Real Cost of the Royal Navy Carriers
The troubled plan for the Royal Navy to deploy two new jump-jet carriers, the largest warships that nation has ever built, may have reached another roadblock. Because of the Obama Administration’s plan to scrap the second Joint Strike Fighter engine for the V/STOL version, rumor has it that the British may decide to go conventional after all and forgo the ski jump for catapults. We see more costs, and more delays. From the Telegraph:
The move, welcomed by many defence analysts and the Royal Navy, will mean that the MoD has wasted £500 million of taxpayers’ money paid to Rolls Royce to develop the highly complex engine to allow vertical take-off similar to the Harrier jump jet…The decision will also have a significant impact on relations with Washington because it will increase the price of the 350 US Marine Corps jump-jet fighters that have been ordered, forcing the US military to ask for money from Congress.
The about-turn will also mean that the first of two 65,000 tonne carriers under construction, HMS Queen Elizabeth, will have to be redesigned with cost penalties. It is possible the recent £1 billion rise to £5 billion for the carriers might by partly attributable to the change of plan.

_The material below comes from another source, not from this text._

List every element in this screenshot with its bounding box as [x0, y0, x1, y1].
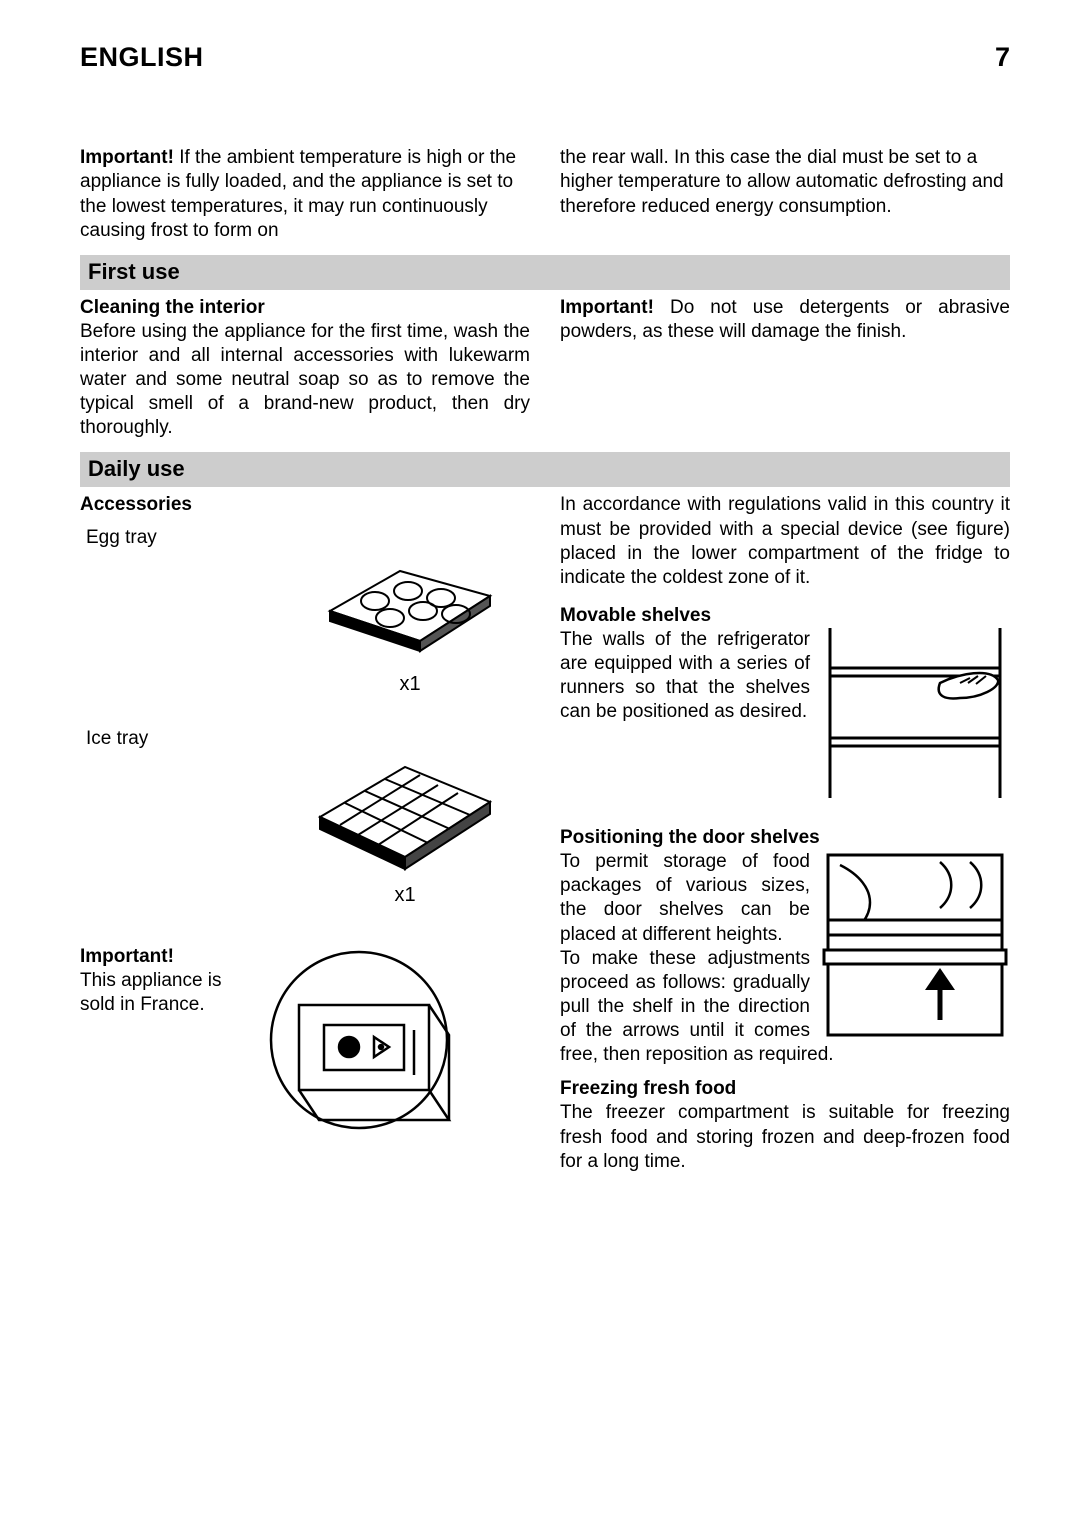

Here is where the real cost is factored in. First the British designers were dependent on being able to purchase the F-35B with American help. Now that the US has bowed out on the second engine, it is now placing all hopes on the Americans again:
The decision also comes with some risk as the Navy will be reliant on the Americans developing a new electro-magnetic catapult to launch the fighters off the carrier. “This is a real risk because the new catapult design is a major undertaking. It is not just a widget,” said a defence aviation source. “If it breaks then the planes can’t fly and the carrier is useless.”
This is the EMALS catapult system, reported to be “in serious trouble” of late with its own problems. Now there is something you can base your entire future naval strategy around!